L’enseignement du français pourra passer par les grands classiques, en somme. Mais tout aussi bien par la BD, les articles de presse et les sitcoms…
L’étude de la grammaire ? Construction d’une « posture réflexive »
Pour ce qui est de la grammaire – et selon une vieille habitude désormais, dans le monde des pédagogies décervelantes –, pas question d’y consacrer des temps spécifiques. Voici ce qui, dans les nouveaux programmes du collège, s’en approche le plus :
« Étudier la langue pour construire une posture réflexive en prenant la langue comme objet d’analyse. La mémorisation de règles hors contexte est inefficace, l’objectif est bien de faire réfléchir les élèves sur les normes, la pertinence et l’acceptabilité de telle ou telle production en lien avec les activités de lecture et d’écriture. L’étude de la langue construit et entretient ainsi une vigilance grammaticale et orthographique. »
Cela passera notamment par des « entraînements à identifier des probabilités graphiques », ce qui laisse songeur.
L’idéologie égalitaire dans la réforme du collège
Mais comment mieux donner le ton général de cette réforme qu’en se tournant vers le nouveau programme d’éducation physique et sportive (EPS) au collège ? Je vous laisse savourer :
Et à propos de l’athlétisme : « Se repérer dans l’espace athlétique et accepter les déséquilibres provoqués.
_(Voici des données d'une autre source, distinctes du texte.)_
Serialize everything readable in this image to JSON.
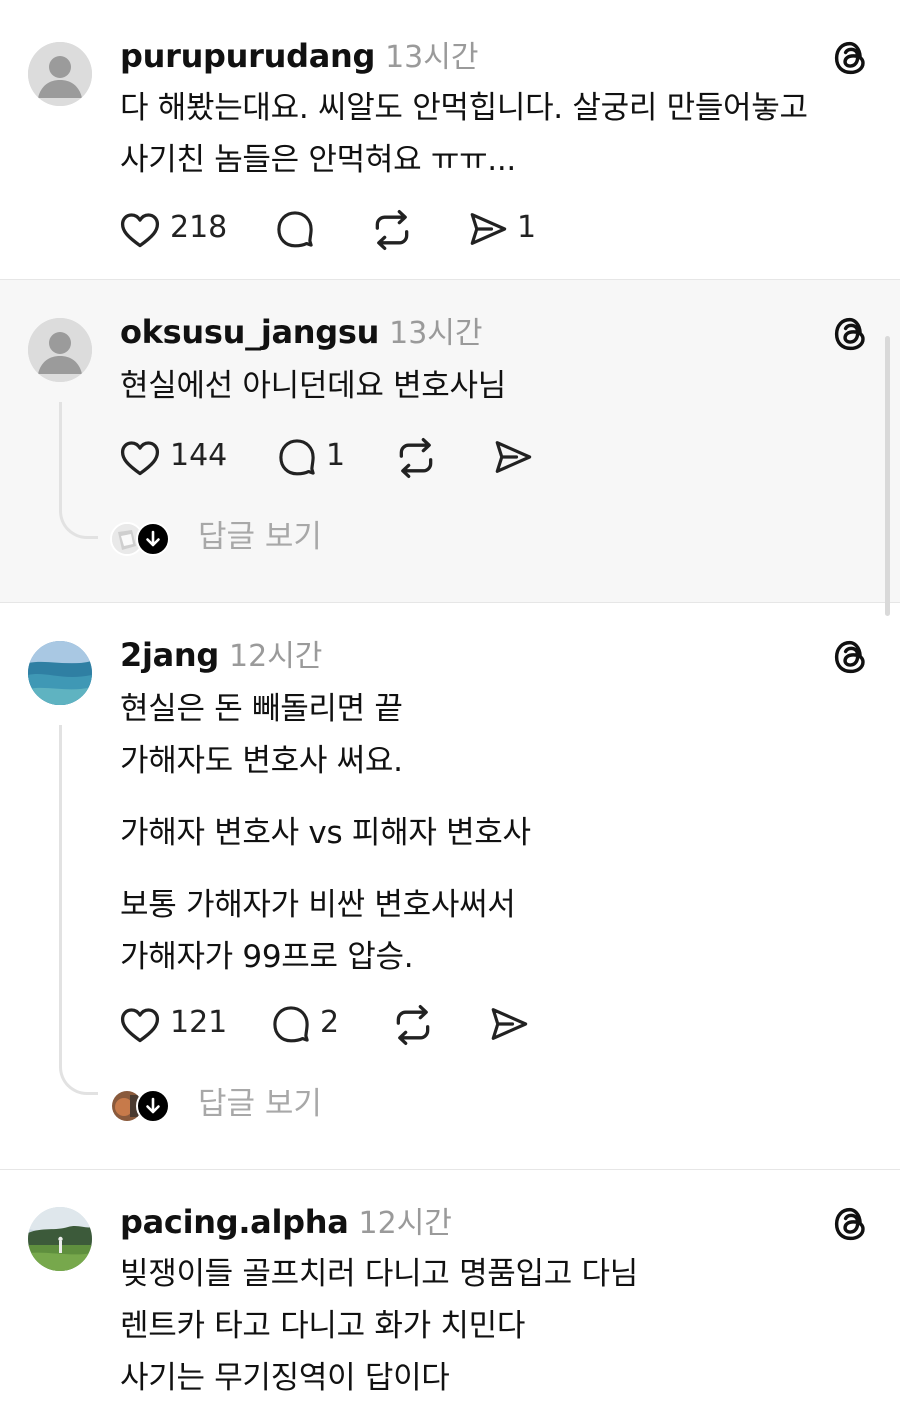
{
  "posts": [
    {
      "username": "purupurudang",
      "time": "13시간",
      "lines": [
        "다 해봤는대요. 씨알도 안먹힙니다. 살궁리 만들어놓고",
        "사기친 놈들은 안먹혀요 ㅠㅠ..."
      ],
      "likes": "218",
      "comments": "",
      "shares": "1"
    },
    {
      "username": "oksusu_jangsu",
      "time": "13시간",
      "lines": [
        "현실에선 아니던데요 변호사님"
      ],
      "likes": "144",
      "comments": "1",
      "shares": "",
      "view_replies": "답글 보기"
    },
    {
      "username": "2jang",
      "time": "12시간",
      "para1": [
        "현실은 돈 빼돌리면 끝",
        "가해자도 변호사 써요."
      ],
      "para2": [
        "가해자 변호사 vs 피해자 변호사"
      ],
      "para3": [
        "보통 가해자가 비싼 변호사써서",
        "가해자가 99프로 압승."
      ],
      "likes": "121",
      "comments": "2",
      "shares": "",
      "view_replies": "답글 보기"
    },
    {
      "username": "pacing.alpha",
      "time": "12시간",
      "lines": [
        "빚쟁이들 골프치러 다니고 명품입고 다님",
        "렌트카 타고 다니고 화가 치민다",
        "사기는 무기징역이 답이다"
      ]
    }
  ],
  "icons": {
    "like": "heart-icon",
    "comment": "comment-bubble-icon",
    "repost": "repost-icon",
    "share": "send-icon",
    "brand": "threads-logo-icon",
    "expand": "arrow-down-icon"
  },
  "colors": {
    "text": "#111111",
    "muted": "#9a9a9a",
    "divider": "#e6e6e6",
    "highlight_bg": "#f7f7f7"
  }
}
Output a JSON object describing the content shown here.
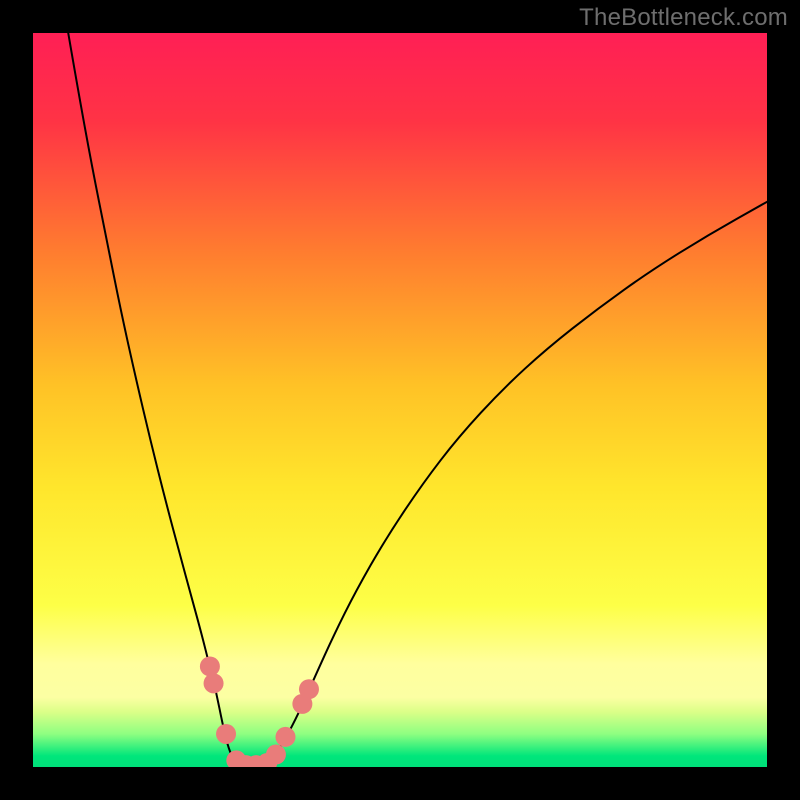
{
  "watermark": "TheBottleneck.com",
  "chart_data": {
    "type": "line",
    "title": "",
    "xlabel": "",
    "ylabel": "",
    "xlim": [
      0,
      100
    ],
    "ylim": [
      0,
      100
    ],
    "grid": false,
    "legend": false,
    "background": {
      "type": "vertical-gradient",
      "stops": [
        {
          "offset": 0.0,
          "color": "#ff1f55"
        },
        {
          "offset": 0.12,
          "color": "#ff3345"
        },
        {
          "offset": 0.3,
          "color": "#ff7d2f"
        },
        {
          "offset": 0.48,
          "color": "#ffc226"
        },
        {
          "offset": 0.62,
          "color": "#ffe62c"
        },
        {
          "offset": 0.78,
          "color": "#fdff47"
        },
        {
          "offset": 0.86,
          "color": "#ffff9e"
        },
        {
          "offset": 0.905,
          "color": "#fcffa3"
        },
        {
          "offset": 0.925,
          "color": "#dbff88"
        },
        {
          "offset": 0.955,
          "color": "#8eff81"
        },
        {
          "offset": 0.985,
          "color": "#00e67b"
        },
        {
          "offset": 1.0,
          "color": "#00e07a"
        }
      ]
    },
    "series": [
      {
        "name": "bottleneck-curve-left",
        "stroke": "#000000",
        "strokeWidth": 2,
        "points": [
          {
            "x": 4.8,
            "y": 100.0
          },
          {
            "x": 6.0,
            "y": 93.0
          },
          {
            "x": 8.0,
            "y": 82.0
          },
          {
            "x": 10.0,
            "y": 72.0
          },
          {
            "x": 12.0,
            "y": 62.0
          },
          {
            "x": 14.0,
            "y": 53.0
          },
          {
            "x": 16.0,
            "y": 44.5
          },
          {
            "x": 18.0,
            "y": 36.5
          },
          {
            "x": 20.0,
            "y": 29.0
          },
          {
            "x": 21.5,
            "y": 23.5
          },
          {
            "x": 23.0,
            "y": 18.0
          },
          {
            "x": 24.0,
            "y": 14.0
          },
          {
            "x": 25.0,
            "y": 10.0
          },
          {
            "x": 25.8,
            "y": 6.0
          },
          {
            "x": 26.5,
            "y": 3.0
          },
          {
            "x": 27.2,
            "y": 1.2
          },
          {
            "x": 28.0,
            "y": 0.4
          },
          {
            "x": 29.0,
            "y": 0.1
          }
        ]
      },
      {
        "name": "bottleneck-curve-right",
        "stroke": "#000000",
        "strokeWidth": 2,
        "points": [
          {
            "x": 29.0,
            "y": 0.1
          },
          {
            "x": 30.0,
            "y": 0.1
          },
          {
            "x": 31.0,
            "y": 0.2
          },
          {
            "x": 32.0,
            "y": 0.6
          },
          {
            "x": 33.0,
            "y": 1.6
          },
          {
            "x": 34.0,
            "y": 3.2
          },
          {
            "x": 35.0,
            "y": 5.0
          },
          {
            "x": 36.5,
            "y": 8.0
          },
          {
            "x": 38.5,
            "y": 12.5
          },
          {
            "x": 41.0,
            "y": 18.0
          },
          {
            "x": 44.0,
            "y": 24.0
          },
          {
            "x": 48.0,
            "y": 31.0
          },
          {
            "x": 53.0,
            "y": 38.5
          },
          {
            "x": 58.0,
            "y": 45.0
          },
          {
            "x": 64.0,
            "y": 51.5
          },
          {
            "x": 70.0,
            "y": 57.0
          },
          {
            "x": 77.0,
            "y": 62.5
          },
          {
            "x": 84.0,
            "y": 67.5
          },
          {
            "x": 92.0,
            "y": 72.5
          },
          {
            "x": 100.0,
            "y": 77.0
          }
        ]
      },
      {
        "name": "highlight-dots",
        "type": "scatter",
        "fill": "#e97c7a",
        "radius": 10,
        "points": [
          {
            "x": 24.1,
            "y": 13.7
          },
          {
            "x": 24.6,
            "y": 11.4
          },
          {
            "x": 26.3,
            "y": 4.5
          },
          {
            "x": 27.7,
            "y": 0.9
          },
          {
            "x": 29.0,
            "y": 0.25
          },
          {
            "x": 30.4,
            "y": 0.25
          },
          {
            "x": 31.9,
            "y": 0.55
          },
          {
            "x": 33.1,
            "y": 1.7
          },
          {
            "x": 34.4,
            "y": 4.1
          },
          {
            "x": 36.7,
            "y": 8.6
          },
          {
            "x": 37.6,
            "y": 10.6
          }
        ]
      }
    ]
  }
}
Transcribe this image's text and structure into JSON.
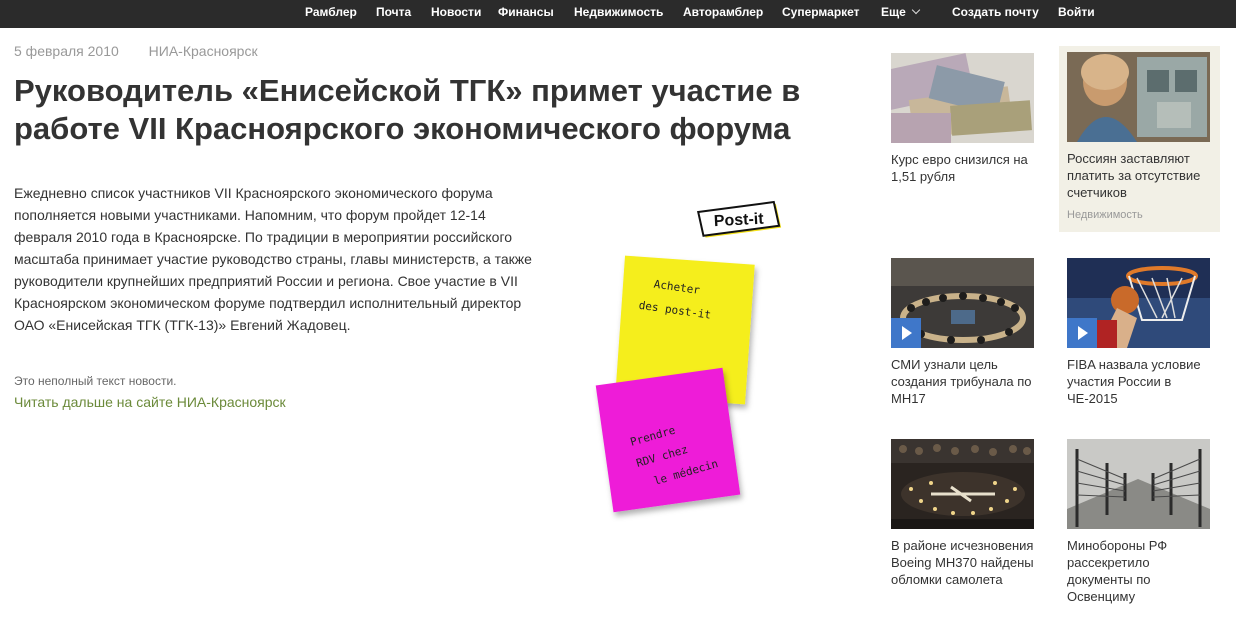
{
  "nav": {
    "items": [
      "Рамблер",
      "Почта",
      "Новости",
      "Финансы",
      "Недвижимость",
      "Авторамблер",
      "Супермаркет",
      "Еще"
    ],
    "create_mail": "Создать почту",
    "login": "Войти"
  },
  "article": {
    "date": "5 февраля 2010",
    "source": "НИА-Красноярск",
    "headline": "Руководитель «Енисейской ТГК» примет участие в работе VII Красноярского экономического форума",
    "body": "Ежедневно список участников VII Красноярского экономического форума пополняется новыми участниками. Напомним, что форум пройдет 12-14 февраля 2010 года в Красноярске. По традиции в мероприятии российского масштаба принимает участие руководство страны, главы министерств, а также руководители крупнейших предприятий России и региона. Свое участие в VII Красноярском экономическом форуме подтвердил исполнительный директор ОАО «Енисейская ТГК (ТГК-13)» Евгений Жадовец.",
    "incomplete_note": "Это неполный текст новости.",
    "read_more": "Читать дальше на сайте НИА-Красноярск"
  },
  "ad": {
    "brand": "Post-it",
    "note1": "Acheter des post-it",
    "note2": "Prendre RDV chez le médecin"
  },
  "sidebar": {
    "cards": [
      {
        "title": "Курс евро снизился на 1,51 рубля",
        "tag": "",
        "video": false
      },
      {
        "title": "Россиян заставляют платить за отсутствие счетчиков",
        "tag": "Недвижимость",
        "video": false
      },
      {
        "title": "СМИ узнали цель создания трибунала по MH17",
        "tag": "",
        "video": true
      },
      {
        "title": "FIBA назвала условие участия России в ЧЕ-2015",
        "tag": "",
        "video": true
      },
      {
        "title": "В районе исчезновения Boeing MH370 найдены обломки самолета",
        "tag": "",
        "video": false
      },
      {
        "title": "Минобороны РФ рассекретило документы по Освенциму",
        "tag": "",
        "video": false
      }
    ]
  },
  "colors": {
    "topbar": "#2b2b2b",
    "link_green": "#6b8a3a",
    "play_blue": "#3f77c9",
    "highlight_bg": "#f2f0e6",
    "note_yellow": "#f5ee1f",
    "note_pink": "#ee1ed8"
  }
}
S’organiser pour construire une continuité spatio-temporelle d’actions. Optimiser les trajectoires, les forces exercées et les vitesses produites, anticiper les actions à venir pour agrandir l’espace et raccourcir le temps. »
Agrandir l’espace et raccourcir le temps ? Bigre. Bientôt des milliers de petits Einstein en shorts ! Les mêmes qui seront sensibilisés à la natation en « milieu aquatique standardisé » (traduisez : en piscine) où ils apprendront à accepter le regard de l’autre sur leur corps…
Transformer l’homme en réformant le collège
Ce ne sont là que des exemples ponctuels puisés dans un flot de considérations grandiloquentes dont la masse prouve bien qu’il s’agit, à travers l’Education nationale, de changer l’homme en le transformant en citoyen standard, formaté. Le ton est donné : il ne s’agit plus de dire aux enseignants ce qu’ils doivent enseigner, mais de décrire l’élève à sa sortie du collège, à la fin de la scolarité obligatoire, muni du « socle des compétences » défini par l’Etat. Au terme d’« années collège » où, promis, il ne s’« ennuiera » plus (70% des élèves les vivent aujourd’hui ainsi selon des études citées par Najat Vallaud-Belkacem) mais où, grâce à une organisation différente du temps et une prise en compte plus adaptée des différences et des difficultés propres à chacun on aboutira enfin à la vraie réalisation du rêve du « collège unique ».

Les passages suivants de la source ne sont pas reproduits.